On Mon, Sep 27, 2021 at 10:49:39AM -0700, Axel Rasmussen wrote:
> One small comment:
> I'd prefer to keep the "uffd_test_ops->release_pages(area_src);"
> above, to ensure the src region is empty. It's not immediately obvious
> to me that we overwrite *all* of the bytes in src when we initialize
> it. (I'd have to go look at the definition of area_count and read the
> loop carefully.) It may not be technically needed, but it makes the
> guarantee that we're starting with a clean slate, free from any
> changes from previous test cases, very clear + explicit.

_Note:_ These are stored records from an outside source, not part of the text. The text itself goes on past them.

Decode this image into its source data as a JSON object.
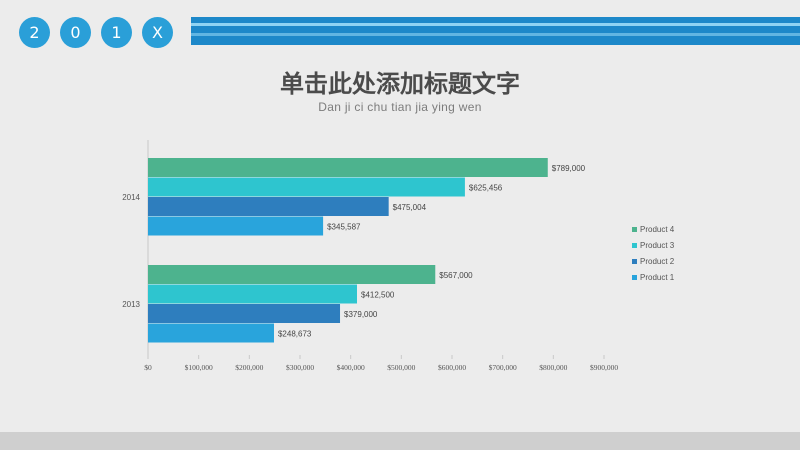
{
  "header": {
    "year_chars": [
      "2",
      "0",
      "1",
      "X"
    ],
    "title": "单击此处添加标题文字",
    "subtitle": "Dan ji ci chu tian jia ying wen"
  },
  "colors": {
    "accent": "#2a9fd8",
    "stripe": "#1d88c9",
    "product4": "#4db38e",
    "product3": "#2ec5cf",
    "product2": "#2e7ebe",
    "product1": "#29a4dc"
  },
  "chart_data": {
    "type": "bar",
    "orientation": "horizontal",
    "categories": [
      "2014",
      "2013"
    ],
    "series": [
      {
        "name": "Product 4",
        "values": [
          789000,
          567000
        ],
        "labels": [
          "$789,000",
          "$567,000"
        ]
      },
      {
        "name": "Product 3",
        "values": [
          625456,
          412500
        ],
        "labels": [
          "$625,456",
          "$412,500"
        ]
      },
      {
        "name": "Product 2",
        "values": [
          475004,
          379000
        ],
        "labels": [
          "$475,004",
          "$379,000"
        ]
      },
      {
        "name": "Product 1",
        "values": [
          345587,
          248673
        ],
        "labels": [
          "$345,587",
          "$248,673"
        ]
      }
    ],
    "x_ticks": [
      0,
      100000,
      200000,
      300000,
      400000,
      500000,
      600000,
      700000,
      800000,
      900000
    ],
    "x_tick_labels": [
      "$0",
      "$100,000",
      "$200,000",
      "$300,000",
      "$400,000",
      "$500,000",
      "$600,000",
      "$700,000",
      "$800,000",
      "$900,000"
    ],
    "xlim": [
      0,
      900000
    ],
    "legend": [
      "Product 4",
      "Product 3",
      "Product 2",
      "Product 1"
    ],
    "legend_position": "right",
    "grid": false
  }
}
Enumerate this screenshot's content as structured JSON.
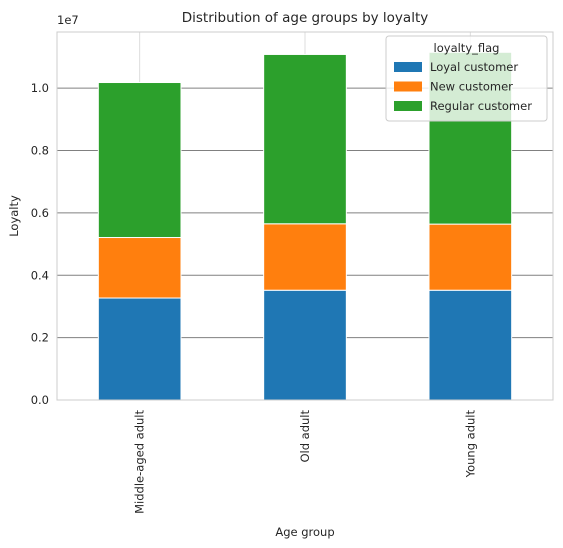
{
  "chart_data": {
    "type": "bar",
    "stacked": true,
    "title": "Distribution of age groups by loyalty",
    "xlabel": "Age group",
    "ylabel": "Loyalty",
    "offset_label": "1e7",
    "categories": [
      "Middle-aged adult",
      "Old adult",
      "Young adult"
    ],
    "series": [
      {
        "name": "Loyal customer",
        "color": "#1f77b4",
        "values": [
          3270000,
          3520000,
          3520000
        ]
      },
      {
        "name": "New customer",
        "color": "#ff7f0e",
        "values": [
          1940000,
          2130000,
          2120000
        ]
      },
      {
        "name": "Regular customer",
        "color": "#2ca02c",
        "values": [
          4970000,
          5430000,
          5510000
        ]
      }
    ],
    "ylim": [
      0,
      11800000
    ],
    "yticks": [
      0,
      2000000,
      4000000,
      6000000,
      8000000,
      10000000
    ],
    "ytick_labels": [
      "0.0",
      "0.2",
      "0.4",
      "0.6",
      "0.8",
      "1.0"
    ],
    "legend": {
      "title": "loyalty_flag",
      "placement": "top-right"
    },
    "grid": true
  }
}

I think there're only two fields used, area_mutex and area_count. I'm not sure
what's the initial idea from Andrea when the test case is merged, but IMHO it
can be written as a struct too instead of using the long macros; struct could
make it easier to undertand.

And note again that we have your uffd_test_ctx_clear() called which contains
munmap() of all the buffers before the release_pages() calls. It means at
least for anon and shmem the pages won't be there 100% sure to me. hugetlbfs
is the only one that may still keep the pages as the fs should hold another
refcount on the inode, however as all the two fields got re-written anyway, so
I think it'll be still very safe to drop the two release_pages().

> Moving the release_pages(area_dst) down as you've done seems correct to me.
> Either way you can take:
> Reviewed-by: Axel Rasmussen <axelrasmussen@xxxxxxxxxx>
> >
> > It's just that after the weekend when I look back I still don't see a 100%
> > clean way to fix it yet. Mapping 4K PROT_NONE before/after each allocation is
> > the most ideal but still looks tricky to me.
> >
> > Would you have time on looking for a better solution, so as to (see it a way
> > to) complete what commit 8ba6e8640844 whats to do afterwards?
> Sure, it seems related to the other THP investigations we talked about
> in the other thread, so I'm happy to look into it.
> Just to set expectations, progress may be slightly slow as I'm
> balancing other work my employer wants done, and some upcoming time
> off. But, I think with your patch the test is at least stable (not
> flaky) enough that there is no *urgent* need for this, so it should be
> fine.

Thanks a lot on both reviewing the patch and willing to look into it. As long
as we don't get any report for khugepaged (if it happens, I'll provide the
PROT_NONE hack instead - that'll work 100% I believe but less clean; but for
now IMHO we don't need to bother) then we don't need to rush on that.

Peter Xu